15 Jan 2020 / 12:02 H.
Patrício Batsikama

“Às meninas e aos meninos desta Escola, votos de muito sucesso no processo de aprendizagem para que no futuro possam servir o nosso País em todas as áreas. O Futuro está na vossa geração. Feliz Natal e um Próspero Ano Novo para todos”.

Vamos reflectir bocado sobre a educação. Do modo geral, verifica-se que em Angola, logo no primeiro ano do ensino superior, os estudantes trazem (na sua maioria) capitais culturais muito baixos da média. Verifica-se, também, três preocupações no professorado:

(i) professores com pouca experiência, licenciados recém formados;

(ii) os poucos professores mestres e doutores que há não produzem realmente e, o que é curioso, não fomentam o saber;

(iii) asuniversidades dispõem de poucos recursos (falta de laboratórios, por exemplo), limitam-se no ensino e raras entre

elas realizam o lado empresarial para o desenvolvimento académico. No ensino médio, os professores se queixam da mesma situação e as preocupações são quase as mesmas. Isso nos remete ao ensino primário que é a base. Vamos expor, a seguir, uma visão que possa culminar com a supressão considerável dos indicadores de falta de qualidade na Educação Nacional. A pergunta que se faz é:

Qual educação seria útil para Angola?

O mundo contemporâneo vive, simultaneamente, vários problemas associados ao sujeito tais como: submissão à

vontade externa, insatisfação profunda, desprezo identitário, pobreza mental e material, sofrimento diário, menosprezo social (exclusão), desconforto integracional, etc. A esses problemas, adicionamos a cultura de guerra no caso de Angola que enfrenta os ventos da “reforma educativa” assim como a notável tese sobre a “democracia na educação”. Para responder à pergunta feita, olhamos três campos:

(a) qualidade professoral e formação do professor;

(b) espaços da Educação e ferramentas;

(c) identidade educacional (e capital social por construir) e qualidade patriótica.

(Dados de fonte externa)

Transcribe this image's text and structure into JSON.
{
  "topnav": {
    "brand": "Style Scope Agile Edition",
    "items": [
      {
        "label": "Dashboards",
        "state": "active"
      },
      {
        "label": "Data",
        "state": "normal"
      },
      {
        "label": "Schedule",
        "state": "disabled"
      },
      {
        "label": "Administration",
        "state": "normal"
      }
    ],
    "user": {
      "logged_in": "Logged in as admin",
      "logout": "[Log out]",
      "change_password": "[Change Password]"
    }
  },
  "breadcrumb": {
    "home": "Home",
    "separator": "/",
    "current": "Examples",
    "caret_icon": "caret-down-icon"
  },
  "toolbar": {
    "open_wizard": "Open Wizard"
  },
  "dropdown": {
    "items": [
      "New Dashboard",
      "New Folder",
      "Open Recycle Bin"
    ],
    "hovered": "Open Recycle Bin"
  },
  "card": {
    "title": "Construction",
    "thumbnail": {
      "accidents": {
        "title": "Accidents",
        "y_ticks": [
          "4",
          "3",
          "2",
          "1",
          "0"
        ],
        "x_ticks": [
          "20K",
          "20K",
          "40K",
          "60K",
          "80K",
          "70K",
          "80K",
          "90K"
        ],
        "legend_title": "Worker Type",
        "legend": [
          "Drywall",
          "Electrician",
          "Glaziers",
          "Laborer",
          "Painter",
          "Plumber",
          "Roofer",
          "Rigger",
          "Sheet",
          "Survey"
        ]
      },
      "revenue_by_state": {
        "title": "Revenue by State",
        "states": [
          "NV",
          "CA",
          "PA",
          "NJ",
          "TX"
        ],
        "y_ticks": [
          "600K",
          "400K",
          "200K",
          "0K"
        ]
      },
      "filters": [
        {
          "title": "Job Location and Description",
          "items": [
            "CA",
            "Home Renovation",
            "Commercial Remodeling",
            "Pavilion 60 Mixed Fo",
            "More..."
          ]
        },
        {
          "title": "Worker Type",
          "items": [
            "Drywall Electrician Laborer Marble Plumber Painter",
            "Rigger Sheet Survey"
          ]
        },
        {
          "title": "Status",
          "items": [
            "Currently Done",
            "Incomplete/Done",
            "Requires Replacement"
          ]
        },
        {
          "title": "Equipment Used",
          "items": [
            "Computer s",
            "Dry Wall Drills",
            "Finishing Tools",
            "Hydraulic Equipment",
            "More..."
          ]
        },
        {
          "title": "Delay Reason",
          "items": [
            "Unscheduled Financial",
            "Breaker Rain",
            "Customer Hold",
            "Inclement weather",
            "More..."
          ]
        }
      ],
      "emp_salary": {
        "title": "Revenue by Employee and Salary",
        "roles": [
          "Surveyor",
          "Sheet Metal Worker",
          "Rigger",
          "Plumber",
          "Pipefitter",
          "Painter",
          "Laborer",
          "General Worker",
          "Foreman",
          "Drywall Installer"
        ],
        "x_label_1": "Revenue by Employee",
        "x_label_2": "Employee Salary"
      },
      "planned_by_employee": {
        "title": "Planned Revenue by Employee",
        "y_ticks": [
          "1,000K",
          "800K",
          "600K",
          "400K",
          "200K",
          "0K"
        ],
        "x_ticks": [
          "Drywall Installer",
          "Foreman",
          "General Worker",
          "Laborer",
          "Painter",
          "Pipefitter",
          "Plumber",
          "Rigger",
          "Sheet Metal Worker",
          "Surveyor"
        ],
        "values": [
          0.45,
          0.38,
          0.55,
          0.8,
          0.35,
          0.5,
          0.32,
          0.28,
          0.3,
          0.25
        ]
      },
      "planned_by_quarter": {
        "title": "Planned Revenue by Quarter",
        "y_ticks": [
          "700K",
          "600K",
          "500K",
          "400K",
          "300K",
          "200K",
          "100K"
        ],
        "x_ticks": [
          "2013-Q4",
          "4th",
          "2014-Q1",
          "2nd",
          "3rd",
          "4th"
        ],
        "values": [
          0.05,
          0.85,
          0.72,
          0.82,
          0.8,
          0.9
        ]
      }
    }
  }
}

a. Qualidade professoral e formação do professor

A Educação é uma vocação, diz-se, e não um emprego. Para evitar ter professores empregados literalmente interessados com o seu salário (PLATÃO, 1972: 38, 54), importa fazer uma revisão sobre os critérios para uma vocação. A vocação pressupõe habilidades que gerem competência para exercer uma profissão como carreira. Isto é, a selecção dos indivíduos que se candidatam para o professorado deve obedecer aos critérios que garantam que os escolhidos tenham vocação. Ora, nem toda vocação expõe qualidade desejada. Por isso, impera formação permanente do professor para garantir a sua qualidade professoral.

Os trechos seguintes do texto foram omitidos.